Now we can divide the train set into folds. We use three folds so that we have 25 observations in each fold. For each fold, we fit 30 models, one for each bend in the line. For this step, we divide the data with the KFold method in scikit-learn:

from sklearn.model_selection import KFold

kf = KFold(n_splits=3, shuffle=True, random_state=42)

validation_errors = np.zeros((3, 30))

def validate_bend_model(X, y, X_valid, y_valid, bend_index):
model = LinearRegression().fit(X.iloc[:, [0, bend_index]], y)
predictions = model.predict(X_valid.iloc[:, [0, bend_index]])
return mean_squared_error(y_valid, predictions)

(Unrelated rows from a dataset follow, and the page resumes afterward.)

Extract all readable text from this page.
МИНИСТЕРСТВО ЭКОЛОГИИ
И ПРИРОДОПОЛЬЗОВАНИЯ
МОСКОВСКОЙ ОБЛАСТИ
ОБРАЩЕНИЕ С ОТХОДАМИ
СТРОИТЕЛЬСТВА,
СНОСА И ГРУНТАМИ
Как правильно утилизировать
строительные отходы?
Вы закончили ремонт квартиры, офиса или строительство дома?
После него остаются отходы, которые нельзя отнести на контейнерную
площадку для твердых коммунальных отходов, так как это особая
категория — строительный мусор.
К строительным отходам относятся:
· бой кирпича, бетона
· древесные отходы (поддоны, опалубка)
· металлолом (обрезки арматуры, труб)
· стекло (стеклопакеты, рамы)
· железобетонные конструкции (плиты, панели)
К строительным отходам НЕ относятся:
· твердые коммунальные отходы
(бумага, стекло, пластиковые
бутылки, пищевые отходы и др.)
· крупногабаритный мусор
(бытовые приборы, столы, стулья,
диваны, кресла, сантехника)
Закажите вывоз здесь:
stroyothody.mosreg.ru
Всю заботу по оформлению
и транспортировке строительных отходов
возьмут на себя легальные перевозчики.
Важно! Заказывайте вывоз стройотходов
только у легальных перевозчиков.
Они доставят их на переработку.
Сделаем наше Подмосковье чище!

for fold, (train_idx, valid_idx) in enumerate(kf.split(X_train)):
cv_X_train, cv_X_valid = (X_train.iloc[train_idx, :],
X_train.iloc[valid_idx, :])
cv_Y_train, cv_Y_valid = (y_train.iloc[train_idx],
y_train.iloc[valid_idx])

error_bend = [
validate_bend_model(
cv_X_train, cv_Y_train, cv_X_valid, cv_Y_valid, bend_index
)
for bend_index in range(1, 31)
]

validation_errors[fold][:] = error_bend


Then we find the mean validation error across the three folds and plot them against the location of the bend:

totals = validation_errors.mean(axis=0)

fig = px.line(x=bends, y=totals, markers=True, width=350, height=250)

x=60, y=350, text="3-fold cross-validation", showarrow=False
)

fig.update_layout(
showlegend=False, xaxis_title="Location of bend", yaxis_title="MSE"
)

fig.show()


The MSE looks quite flat for 57 to 60 degrees. The minimum occurs at 58, so we choose that model. To assess this model on the test set, we first fit the bent line model at 58 degrees on the entire train set:

bent_final = LinearRegression().fit(
X_train.loc[:, ["temp", "temp58p"]], y_train
)


Then we use the fitted model to predict gas consumption for the test set:

y_pred_test = bent_final.predict(X_test.loc[:, ["temp", "temp58p"]])

mean_squared_error(y_test, y_pred_test)

71.40781435952441


Let’s overlay the bent-line fit on the scatter plot and examine the residuals to get an idea as to the quality of the fit:

The fitted curve looks reasonable, and the residuals are much smaller than those from the polynomial fit.

Note

For teaching purposes in this section, we use KFold to manually split up the training data into three folds, then find the model validation errors using a loop. In practice, we suggest using sklearn.model_selection.GridSearchCV with an sklearn.pipeline.Pipeline object, which can automatically break the data into training and validation sets and find the model that has the lowest average validation error across the folds.

Using cross-validation to manage model complexity has a couple of critical limitations: typically it requires the complexity to vary discretely; and there may not be a natural way to order the models. Rather than changing the dimensions of a sequence of models, we can fit a large model and apply constraints on the size of the coefficients. This notion is called regularization and is the topic of the next section.